Initial situation:
An international industrial company has a very complex IT service catalogue with many local and regional differences. Even the smallest service items are ordered individually. A lot of time and money are flowing into the administration of these services.
Up to now, managers or other employees with special authorizations request IT equipment for their colleagues. To do so, they have to click their way through the complex catalog, which favors oversized or incorrect orders. Team leaders, for example, can put several devices on stock in order to have them quickly available when needed. It also happens that they order peripheral devices that do not match the PC in use. Now, the company wants to make orders and delivery more transparent and standardize IT services. The aim is to define services in advance according to certain user categories, and to deliver them in bundles, for example during onboarding.
Challenge 1:
To be productive, employees need adequate equipment – the company must not save money in the wrong place. Compromises will be necessary as different business units and countries have different IT policies: Some are strongly cost-driven, while others attach great importance to modern and comprehensive equipment for their employees.
Challenge 2:
Some executives and employees will not be enthusiastic about the new process. After all, they are handing over responsibility of parts of their digital equipment to IT.
Implementation:
Together with the customer, we developed a so-called persona concept. A persona is an idealized user group whose members need the same devices, applications, data and IT services for their work. This is not about hierarchy, but about the type of work – focusing on aspects such as specialization or mobility in everyday life.

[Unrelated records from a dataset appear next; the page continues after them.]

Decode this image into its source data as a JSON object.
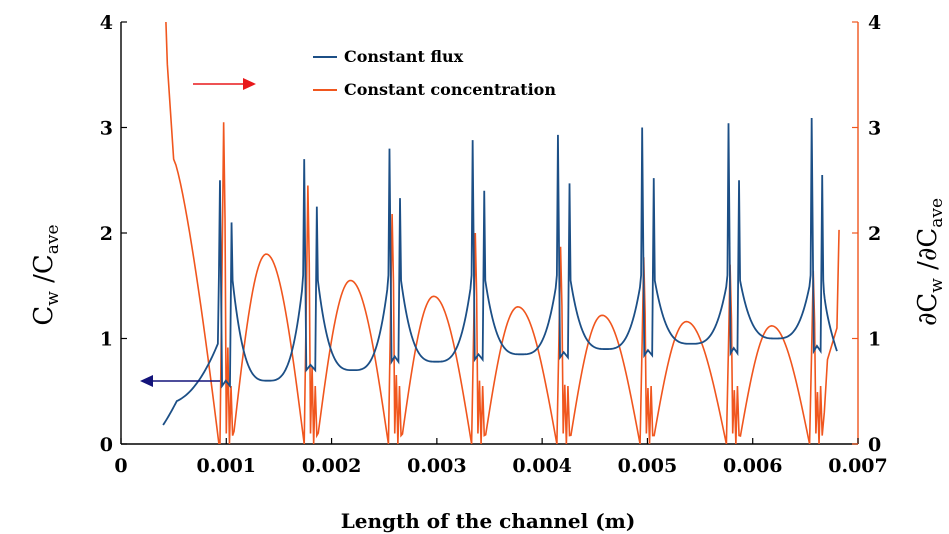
{
  "chart_data": {
    "type": "line",
    "xlabel": "Length of the channel (m)",
    "ylabel_left": {
      "main": "C",
      "sub1": "w",
      "mid": " /C",
      "sub2": "ave"
    },
    "ylabel_right": {
      "main": "∂C",
      "sub1": "w",
      "mid": " /∂C",
      "sub2": "ave"
    },
    "xlim": [
      0,
      0.007
    ],
    "ylim_left": [
      0,
      4
    ],
    "ylim_right": [
      0,
      4
    ],
    "x_ticks": [
      "0",
      "0.001",
      "0.002",
      "0.003",
      "0.004",
      "0.005",
      "0.006",
      "0.007"
    ],
    "y_ticks_left": [
      "0",
      "1",
      "2",
      "3",
      "4"
    ],
    "y_ticks_right": [
      "0",
      "1",
      "2",
      "3",
      "4"
    ],
    "grid": false,
    "legend_position": "top-center",
    "series": [
      {
        "name": "Constant flux",
        "axis": "left",
        "color": "#1c4f86",
        "x_start": 0.0004,
        "x_end": 0.0068,
        "start_value": 0.18,
        "cell_peaks": [
          {
            "x_left": 0.00094,
            "x_right": 0.00105,
            "peak_left": 2.5,
            "peak_right": 2.1,
            "min_between": 0.55
          },
          {
            "x_left": 0.00174,
            "x_right": 0.00186,
            "peak_left": 2.7,
            "peak_right": 2.25,
            "min_between": 0.7
          },
          {
            "x_left": 0.00255,
            "x_right": 0.00265,
            "peak_left": 2.8,
            "peak_right": 2.33,
            "min_between": 0.78
          },
          {
            "x_left": 0.00334,
            "x_right": 0.00345,
            "peak_left": 2.88,
            "peak_right": 2.4,
            "min_between": 0.8
          },
          {
            "x_left": 0.00415,
            "x_right": 0.00426,
            "peak_left": 2.93,
            "peak_right": 2.47,
            "min_between": 0.82
          },
          {
            "x_left": 0.00495,
            "x_right": 0.00506,
            "peak_left": 3.0,
            "peak_right": 2.52,
            "min_between": 0.84
          },
          {
            "x_left": 0.00577,
            "x_right": 0.00587,
            "peak_left": 3.04,
            "peak_right": 2.5,
            "min_between": 0.86
          },
          {
            "x_left": 0.00656,
            "x_right": 0.00666,
            "peak_left": 3.09,
            "peak_right": 2.55,
            "min_between": 0.88
          }
        ],
        "valley_minima": [
          0.6,
          0.7,
          0.78,
          0.85,
          0.9,
          0.95,
          1.0
        ],
        "end_value": 0.88
      },
      {
        "name": "Constant concentration",
        "axis": "right",
        "color": "#f0561e",
        "x_start": 0.00042,
        "x_end": 0.00682,
        "start_value": 4.0,
        "cell_peaks": [
          {
            "x": 0.00098,
            "peak": 3.05
          },
          {
            "x": 0.00178,
            "peak": 2.45
          },
          {
            "x": 0.00258,
            "peak": 2.18
          },
          {
            "x": 0.00337,
            "peak": 2.0
          },
          {
            "x": 0.00418,
            "peak": 1.87
          },
          {
            "x": 0.00497,
            "peak": 1.77
          },
          {
            "x": 0.00579,
            "peak": 1.7
          },
          {
            "x": 0.00658,
            "peak": 1.64
          }
        ],
        "valley_maxima": [
          {
            "x": 0.00138,
            "y": 1.8
          },
          {
            "x": 0.00218,
            "y": 1.55
          },
          {
            "x": 0.00297,
            "y": 1.4
          },
          {
            "x": 0.00377,
            "y": 1.3
          },
          {
            "x": 0.00457,
            "y": 1.22
          },
          {
            "x": 0.00537,
            "y": 1.16
          },
          {
            "x": 0.00618,
            "y": 1.12
          }
        ],
        "end_value": 2.03
      }
    ],
    "annotations": [
      {
        "kind": "arrow",
        "direction": "right",
        "color": "#e8191b",
        "meaning": "points to right axis"
      },
      {
        "kind": "arrow",
        "direction": "left",
        "color": "#13137a",
        "meaning": "points to left axis"
      }
    ]
  }
}
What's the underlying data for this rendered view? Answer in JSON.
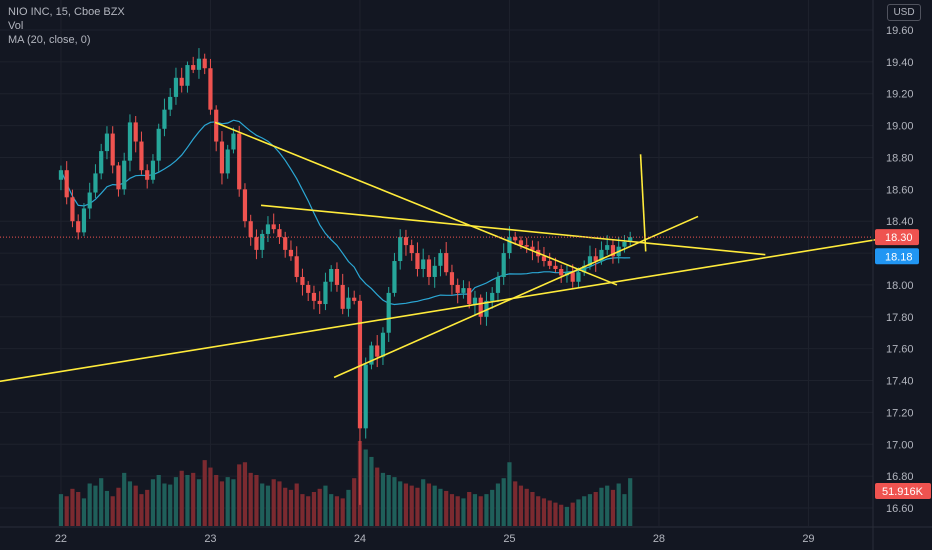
{
  "legend": {
    "symbol_line": "NIO INC, 15, Cboe BZX",
    "volume_label": "Vol",
    "ma_label": "MA (20, close, 0)"
  },
  "currency_button": "USD",
  "colors": {
    "background": "#131722",
    "grid": "#1e222d",
    "up": "#26a69a",
    "down": "#ef5350",
    "up_volume": "#1f5f5a",
    "down_volume": "#7b2a30",
    "ma": "#2ba7d4",
    "trendline": "#ffeb3b",
    "price_tag": "#ef5350",
    "ma_tag": "#2196f3"
  },
  "chart_data": {
    "type": "candlestick",
    "y_axis": {
      "range": [
        16.5,
        19.75
      ],
      "ticks": [
        "19.60",
        "19.40",
        "19.20",
        "19.00",
        "18.80",
        "18.60",
        "18.40",
        "18.20",
        "18.00",
        "17.80",
        "17.60",
        "17.40",
        "17.20",
        "17.00",
        "16.80",
        "16.60"
      ]
    },
    "x_axis": {
      "ticks": [
        {
          "label": "22",
          "bar": 0
        },
        {
          "label": "23",
          "bar": 26
        },
        {
          "label": "24",
          "bar": 52
        },
        {
          "label": "25",
          "bar": 78
        },
        {
          "label": "28",
          "bar": 104
        },
        {
          "label": "29",
          "bar": 130
        }
      ]
    },
    "bar_offset": -10.6,
    "last_price": {
      "label": "18.30",
      "value": 18.3
    },
    "ma_tag": {
      "label": "18.18",
      "value": 18.18
    },
    "volume_tag": {
      "label": "51.916K"
    },
    "series": [
      {
        "name": "NIO INC",
        "close": [
          18.72,
          18.55,
          18.4,
          18.33,
          18.48,
          18.58,
          18.7,
          18.84,
          18.95,
          18.75,
          18.6,
          18.78,
          19.02,
          18.9,
          18.72,
          18.66,
          18.78,
          18.98,
          19.1,
          19.18,
          19.3,
          19.25,
          19.38,
          19.35,
          19.42,
          19.36,
          19.1,
          18.9,
          18.7,
          18.85,
          18.95,
          18.6,
          18.4,
          18.3,
          18.22,
          18.32,
          18.38,
          18.35,
          18.3,
          18.22,
          18.18,
          18.05,
          18.0,
          17.95,
          17.9,
          17.88,
          18.02,
          18.1,
          18.0,
          17.85,
          17.92,
          17.9,
          17.1,
          17.5,
          17.62,
          17.55,
          17.7,
          17.95,
          18.15,
          18.3,
          18.25,
          18.2,
          18.1,
          18.16,
          18.05,
          18.12,
          18.2,
          18.08,
          18.0,
          17.95,
          17.98,
          17.88,
          17.92,
          17.8,
          17.9,
          17.95,
          18.05,
          18.2,
          18.3,
          18.28,
          18.25,
          18.24,
          18.22,
          18.18,
          18.15,
          18.12,
          18.1,
          18.06,
          18.08,
          18.02,
          18.08,
          18.12,
          18.18,
          18.15,
          18.22,
          18.25,
          18.18,
          18.24,
          18.27,
          18.3
        ]
      },
      {
        "name": "Vol",
        "volume": [
          30,
          28,
          35,
          32,
          26,
          40,
          38,
          45,
          33,
          28,
          36,
          50,
          42,
          38,
          30,
          34,
          44,
          48,
          40,
          39,
          46,
          52,
          48,
          50,
          44,
          62,
          55,
          48,
          42,
          46,
          44,
          58,
          60,
          50,
          48,
          40,
          38,
          44,
          42,
          36,
          34,
          40,
          30,
          28,
          32,
          35,
          38,
          30,
          28,
          26,
          34,
          45,
          80,
          72,
          65,
          55,
          50,
          48,
          46,
          42,
          40,
          38,
          36,
          44,
          40,
          38,
          35,
          33,
          30,
          28,
          26,
          32,
          30,
          28,
          30,
          34,
          40,
          45,
          60,
          42,
          38,
          35,
          32,
          28,
          26,
          24,
          22,
          20,
          18,
          22,
          25,
          28,
          30,
          32,
          36,
          38,
          34,
          40,
          30,
          45
        ]
      }
    ],
    "drawings": [
      {
        "from": [
          -20,
          17.34
        ],
        "to": [
          148,
          18.32
        ]
      },
      {
        "from": [
          26.8,
          19.02
        ],
        "to": [
          96.7,
          18.0
        ]
      },
      {
        "from": [
          34.8,
          18.5
        ],
        "to": [
          122.5,
          18.19
        ]
      },
      {
        "from": [
          47.5,
          17.42
        ],
        "to": [
          110.8,
          18.43
        ]
      },
      {
        "from": [
          100.8,
          18.82
        ],
        "to": [
          101.7,
          18.21
        ]
      }
    ]
  }
}
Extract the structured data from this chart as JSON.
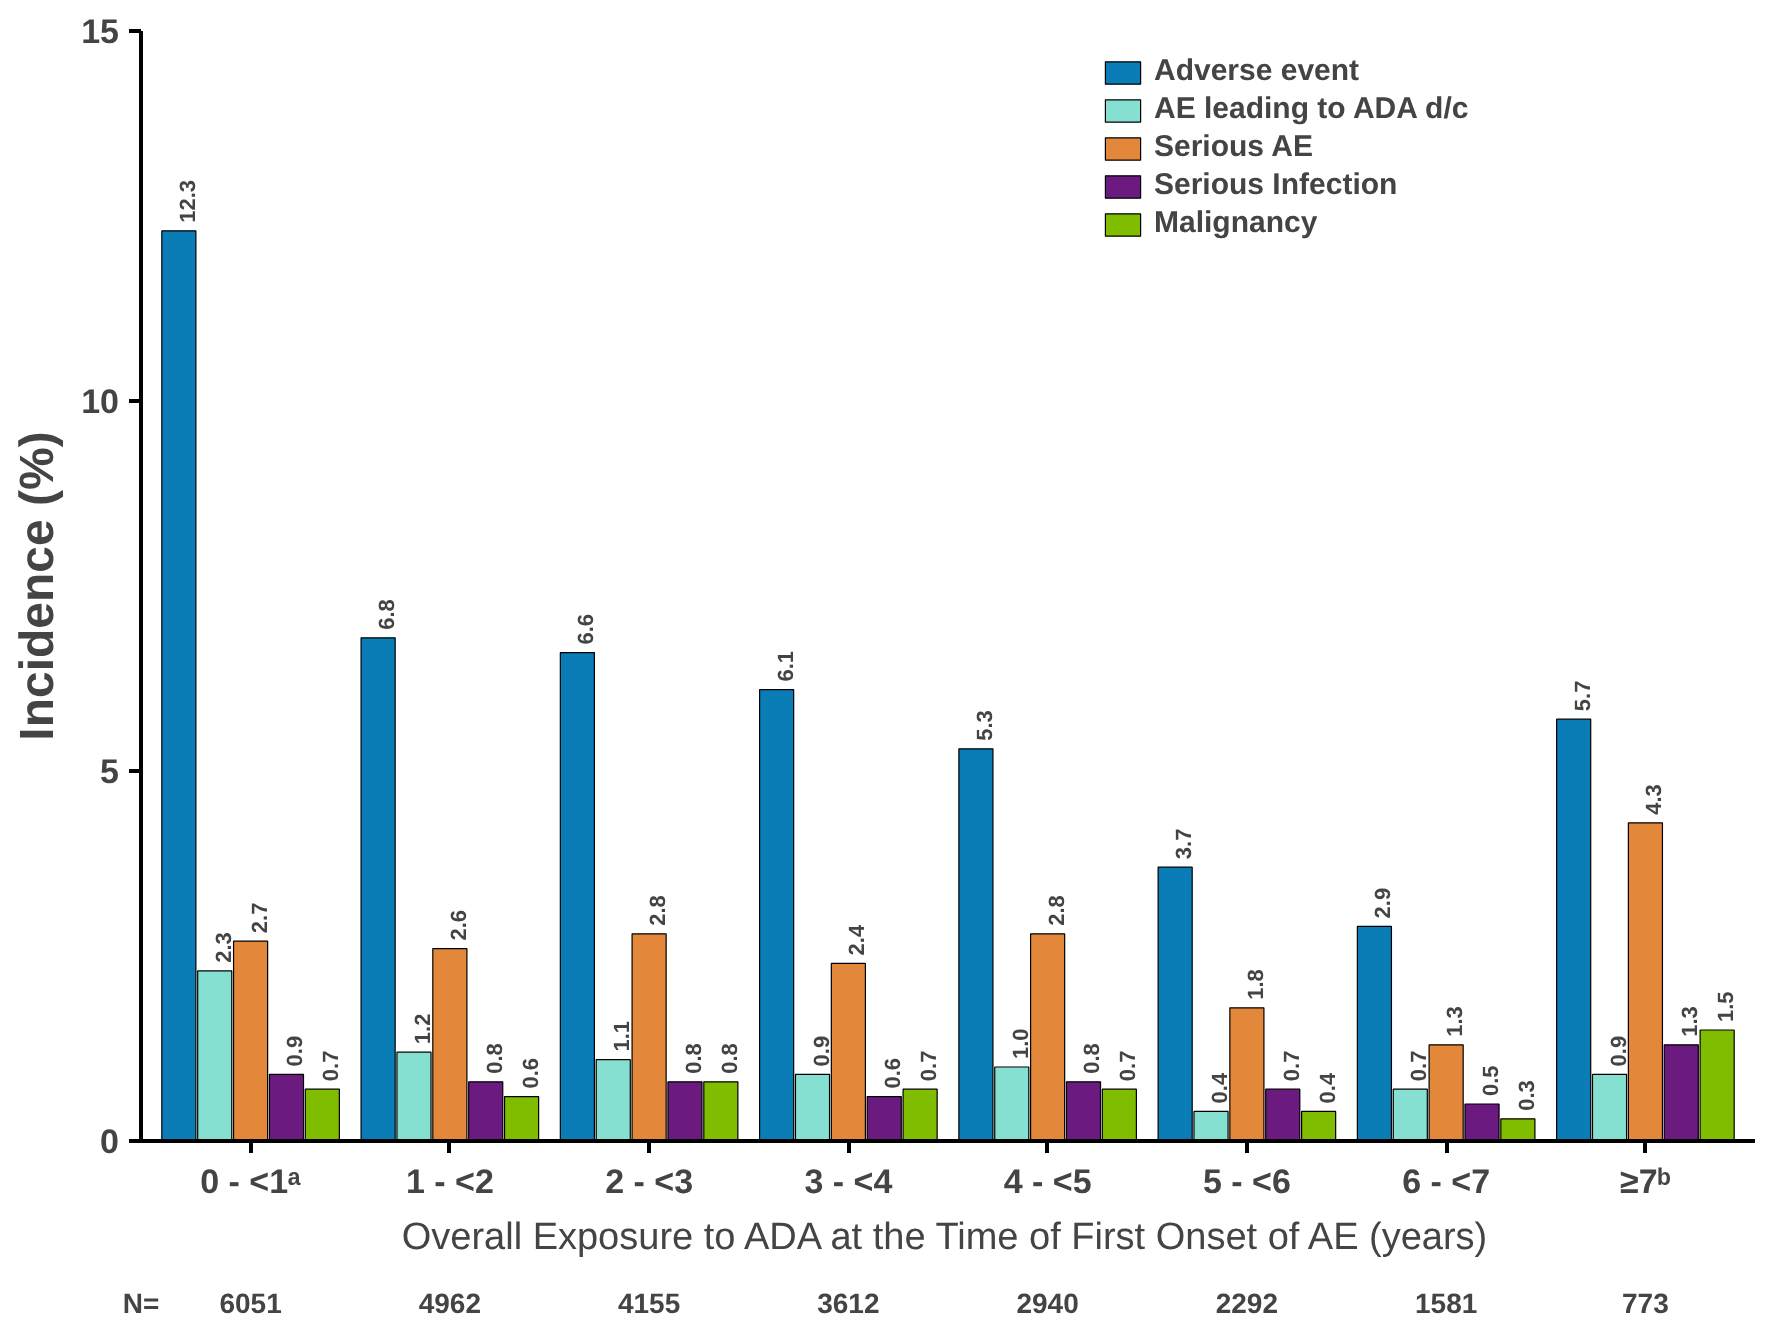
{
  "chart_data": {
    "type": "bar",
    "ylabel": "Incidence (%)",
    "xlabel": "Overall Exposure to ADA at the Time of First Onset of AE (years)",
    "categories": [
      "0 - <1ᵃ",
      "1 - <2",
      "2 - <3",
      "3 - <4",
      "4 - <5",
      "5 - <6",
      "6 - <7",
      "≥7ᵇ"
    ],
    "series": [
      {
        "name": "Adverse event",
        "color": "#0a7db6",
        "values": [
          12.3,
          6.8,
          6.6,
          6.1,
          5.3,
          3.7,
          2.9,
          5.7
        ],
        "value_labels": [
          "12.3",
          "6.8",
          "6.6",
          "6.1",
          "5.3",
          "3.7",
          "2.9",
          "5.7"
        ]
      },
      {
        "name": "AE leading to ADA d/c",
        "color": "#86e0d2",
        "values": [
          2.3,
          1.2,
          1.1,
          0.9,
          1.0,
          0.4,
          0.7,
          0.9
        ],
        "value_labels": [
          "2.3",
          "1.2",
          "1.1",
          "0.9",
          "1.0",
          "0.4",
          "0.7",
          "0.9"
        ]
      },
      {
        "name": "Serious AE",
        "color": "#e3883a",
        "values": [
          2.7,
          2.6,
          2.8,
          2.4,
          2.8,
          1.8,
          1.3,
          4.3
        ],
        "value_labels": [
          "2.7",
          "2.6",
          "2.8",
          "2.4",
          "2.8",
          "1.8",
          "1.3",
          "4.3"
        ]
      },
      {
        "name": "Serious Infection",
        "color": "#6b1a80",
        "values": [
          0.9,
          0.8,
          0.8,
          0.6,
          0.8,
          0.7,
          0.5,
          1.3
        ],
        "value_labels": [
          "0.9",
          "0.8",
          "0.8",
          "0.6",
          "0.8",
          "0.7",
          "0.5",
          "1.3"
        ]
      },
      {
        "name": "Malignancy",
        "color": "#80bc00",
        "values": [
          0.7,
          0.6,
          0.8,
          0.7,
          0.7,
          0.4,
          0.3,
          1.5
        ],
        "value_labels": [
          "0.7",
          "0.6",
          "0.8",
          "0.7",
          "0.7",
          "0.4",
          "0.3",
          "1.5"
        ]
      }
    ],
    "ylim": [
      0,
      15
    ],
    "yticks": [
      0,
      5,
      10,
      15
    ],
    "grid": false,
    "legend": "top right",
    "annotations": [
      "N=",
      "6051",
      "4962",
      "4155",
      "3612",
      "2940",
      "2292",
      "1581",
      "773"
    ]
  }
}
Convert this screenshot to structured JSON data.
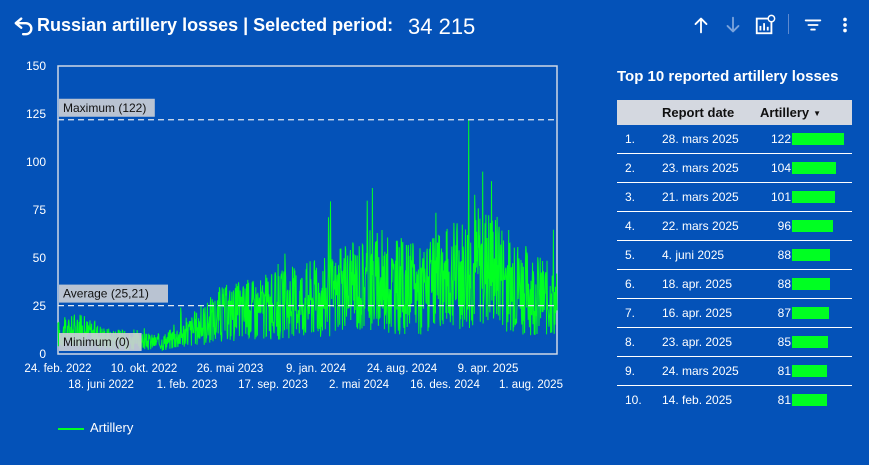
{
  "header": {
    "title": "Russian artillery losses | Selected period:",
    "total": "34 215",
    "back_icon": "undo-arrow-icon",
    "tool_icons": [
      "arrow-up-icon",
      "arrow-down-icon",
      "chart-settings-icon",
      "filter-icon",
      "more-vert-icon"
    ]
  },
  "colors": {
    "background": "#0452b8",
    "series": "#00ff22",
    "header_row": "#d4d8e0"
  },
  "chart_data": {
    "type": "line",
    "series": [
      {
        "name": "Artillery"
      }
    ],
    "x_tick_labels_top": [
      "24. feb. 2022",
      "10. okt. 2022",
      "26. mai 2023",
      "9. jan. 2024",
      "24. aug. 2024",
      "9. apr. 2025"
    ],
    "x_tick_labels_bottom": [
      "18. juni 2022",
      "1. feb. 2023",
      "17. sep. 2023",
      "2. mai 2024",
      "16. des. 2024",
      "1. aug. 2025"
    ],
    "y_ticks": [
      "150",
      "125",
      "100",
      "75",
      "50",
      "25",
      "0"
    ],
    "ylim": [
      0,
      150
    ],
    "reference_lines": [
      {
        "label": "Maximum (122)",
        "value": 122
      },
      {
        "label": "Average (25,21)",
        "value": 25.21
      },
      {
        "label": "Minimum (0)",
        "value": 0
      }
    ],
    "smoothed_profile": [
      [
        0,
        10
      ],
      [
        0.04,
        12
      ],
      [
        0.1,
        8
      ],
      [
        0.16,
        6
      ],
      [
        0.21,
        6
      ],
      [
        0.27,
        12
      ],
      [
        0.33,
        20
      ],
      [
        0.38,
        22
      ],
      [
        0.44,
        24
      ],
      [
        0.5,
        28
      ],
      [
        0.56,
        30
      ],
      [
        0.62,
        36
      ],
      [
        0.68,
        34
      ],
      [
        0.74,
        32
      ],
      [
        0.8,
        40
      ],
      [
        0.86,
        44
      ],
      [
        0.92,
        34
      ],
      [
        0.97,
        28
      ],
      [
        1,
        25
      ]
    ],
    "peak": {
      "position": 0.823,
      "value": 122
    }
  },
  "legend": {
    "label": "Artillery"
  },
  "table": {
    "title": "Top 10 reported artillery losses",
    "col_date": "Report date",
    "col_value": "Artillery",
    "sort_icon": "sort-desc-icon",
    "rows": [
      {
        "idx": "1.",
        "date": "28. mars 2025",
        "value": "122",
        "num": 122
      },
      {
        "idx": "2.",
        "date": "23. mars 2025",
        "value": "104",
        "num": 104
      },
      {
        "idx": "3.",
        "date": "21. mars 2025",
        "value": "101",
        "num": 101
      },
      {
        "idx": "4.",
        "date": "22. mars 2025",
        "value": "96",
        "num": 96
      },
      {
        "idx": "5.",
        "date": "4. juni 2025",
        "value": "88",
        "num": 88
      },
      {
        "idx": "6.",
        "date": "18. apr. 2025",
        "value": "88",
        "num": 88
      },
      {
        "idx": "7.",
        "date": "16. apr. 2025",
        "value": "87",
        "num": 87
      },
      {
        "idx": "8.",
        "date": "23. apr. 2025",
        "value": "85",
        "num": 85
      },
      {
        "idx": "9.",
        "date": "24. mars 2025",
        "value": "81",
        "num": 81
      },
      {
        "idx": "10.",
        "date": "14. feb. 2025",
        "value": "81",
        "num": 81
      }
    ]
  }
}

In order to determine which devices and applications the major employee groups really need, we conducted a written survey of IT users worldwide. In addition, we analyzed IT inventory data: What hardware and software is currently in use?
We categorized employees with the same basic IT needs into different personas. For these groups, IT created tailor-made service packages (bundles) that offer the best cost-benefit ratio. We also took into account the different needs of company functions and countries. The service bundles have been standardized as much as possible; at the same time they are as flexible as necessary. A smaller product catalogue remains – for employee groups and countries with special requirements that no persona covers completely.
In order to prevent internal resistance, we informed employees, managers and key users about the advantages of the new IT services at an early stage.
The persona-related services are accompanied by a shift of accountability from the business to IT which takes on management and control of the workplace services from now on. (This is not mandatory, but was decided in this specific use case.) The internal customer simply passes on a requirement profile to the IT department, which will then decide about the optimal hardware.
Results:
The IT department does not have to configure workplace services for individual employees any more. Standardized services reduce the workload for IT specialists who provide hardware and software, and generally simplify administration. Thus, the support team can concentrate on other tasks. In addition, orders become much more convenient for the business. For example, a sales employee no longer has to assemble her equipment from the catalog. Together with her standard notebook with all relevant tools, she automatically receives a docking station and a suitable privacy filter. Even the skeptics in the company quickly got used to the comfortable new order process and are very satisfied.
Furthermore, the Service Bundles make it possible to link IT and HR processes. During onboarding, IT can deliver the required equipment up to 70 percent faster; usually the entire IT workstation is ready from day one.
From a management perspective, the concept creates more transparency and planning security. Now the company knows very precisely how much money is spent on IT workplaces for employees in certain functions – both today and in the foreseeable future. Thus, IT purchasing can be planned much more accurately.